4 - The North Pacific Gyre
An island of trash twice the size of Texas floats in the middle
of the Pacific Ocean, circulated by the currents of the North
Pacific Gyre. The trash, which is mostly made up of plastic
debris, floats as deep as 30 feet below the surface.
5 - Rondônia, Brazil
Rondônia is a state in northwest Brazil which, along with the
states of Mato Grosso and Pará, is one of the most deforested
regions of the Amazon rain forest.
Thousands of acres of forest have
been slashed and burned here, mostly to make room for cattle
ranching.
6 - Yamuna River, India:
The Yamuna is the largest tributary of the Ganges River.
Where it flows through Delhi, it's
estimated that 58 percent of the city's waste gets dumped
straight into the river. Millions of Indians still rely on these
murky, sewage-filled waters for washing, waste disposal and
drinking water.
7 - La Oroya, Peru
La Oroya is a soot-covered mining town in the Peruvian Andes.

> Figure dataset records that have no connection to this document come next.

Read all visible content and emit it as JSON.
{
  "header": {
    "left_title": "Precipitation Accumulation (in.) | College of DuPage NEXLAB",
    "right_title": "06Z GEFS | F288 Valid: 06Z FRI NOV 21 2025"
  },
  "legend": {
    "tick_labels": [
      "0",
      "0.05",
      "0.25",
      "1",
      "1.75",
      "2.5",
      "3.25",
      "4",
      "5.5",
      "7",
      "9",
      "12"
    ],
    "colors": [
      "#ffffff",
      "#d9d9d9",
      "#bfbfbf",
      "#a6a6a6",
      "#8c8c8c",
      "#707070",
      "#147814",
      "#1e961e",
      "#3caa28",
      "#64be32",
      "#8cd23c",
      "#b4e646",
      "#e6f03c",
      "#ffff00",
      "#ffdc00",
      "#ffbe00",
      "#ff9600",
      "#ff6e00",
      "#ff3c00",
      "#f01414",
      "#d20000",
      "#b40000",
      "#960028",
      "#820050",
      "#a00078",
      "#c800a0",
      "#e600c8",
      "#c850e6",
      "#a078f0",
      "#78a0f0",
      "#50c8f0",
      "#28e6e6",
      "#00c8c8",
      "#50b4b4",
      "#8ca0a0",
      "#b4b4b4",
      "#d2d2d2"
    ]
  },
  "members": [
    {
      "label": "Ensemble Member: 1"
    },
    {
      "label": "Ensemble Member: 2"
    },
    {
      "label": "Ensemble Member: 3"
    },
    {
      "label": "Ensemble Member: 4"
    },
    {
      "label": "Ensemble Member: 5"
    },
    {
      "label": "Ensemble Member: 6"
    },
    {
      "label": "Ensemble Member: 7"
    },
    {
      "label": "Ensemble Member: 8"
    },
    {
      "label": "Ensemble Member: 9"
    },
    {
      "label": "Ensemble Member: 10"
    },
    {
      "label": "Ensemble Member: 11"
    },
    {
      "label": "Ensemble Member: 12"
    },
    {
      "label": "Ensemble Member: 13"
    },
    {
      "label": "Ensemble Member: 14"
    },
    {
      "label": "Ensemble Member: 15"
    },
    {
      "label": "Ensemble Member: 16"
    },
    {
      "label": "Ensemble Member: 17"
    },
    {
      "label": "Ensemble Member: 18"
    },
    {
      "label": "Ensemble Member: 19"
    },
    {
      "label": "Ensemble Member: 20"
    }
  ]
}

Ninety-nine percent of the children
who live here have blood levels that exceed acceptable limits
for lead poisoning, which can be directly attributed to an
American-owned smelter that has been polluting the city since
1922.
8 - Lake Karachay, Russia
According to a report by the Worldwatch Institute on nuclear
waste, Karachay is the most polluted spot on Earth.
It was used by the Soviet Union as a
nuclear dumping site, and now the radiation level here is so
high that it's sufficient to give a lethal dose after just an
hour of exposure.
9 - Haiti
The nation of Haiti was once 60 percent covered in forest.
Today, only 2 percent of the country
still has standing trees. This picture shows an aerial of the
border between Haiti (left) and the Dominican Republic (right).
Haiti has cleared almost every tree
right up to its borders. And with the recent devastating
earthquake, the island's environmental situation has worsened.
10 - Kabwe, Zambia
Lead and cadmium soak the hills of Kabwe after decades of mining
and processing.
Children here have lead
concentrations five to 10 times the permissible U.S.
Environmental Protection Agency levels, and the ground is so
contaminated that nothing can be grown.
11 - Appalachia, West Virginia
Mountaintop removal mining is one of the world's most
environmentally destructive practices, and it is most associated
with coal mining in West Virginia's Appalachian Mountains.
Whole mountaintops are removed to
get to the coal, which increases erosion and runoff thick with
pollutants, poisoning streams and rivers throughout the region.
12 - Dzerzhinsk, Russia
The Guinness Book of World Records has named Dzerzhinsk the most
chemically polluted city on Earth, and in 2003 its death rate
exceeded its birth rate by 260 percent. More than 300,000 tons
of chemical waste were improperly dumped here between 1930 and
1998.
13 - Riachuelo Basin, Argentina
The Riachuelo Basin is a waterway whose name is synonymous with
pollution.
More than 3,500 factories operate
along the banks of the river, a landscape that also includes 13
slums, numerous illegal sewage pipes running directly into the
river, and 42 open garbage dumps.
14 - Vapi, India
Sitting at the southern end of a 400-kilometer-long belt of
industrial estates, the town of Vapi is a dumping place for
chemicals of every kind. Levels of mercury in the groundwater
are 96 times higher than safety levels, and heavy metals are
present in the air and the local produce.
15 - Earth's Orbit
Believe it or not, even space contains copious amounts of
pollution.
An estimated 4 million pounds of
space debris - nuts, bolts, metal and carbon, even whole
spacecraft - currently orbit the Earth, threatening satellites,
communication and even the lives of our astronauts.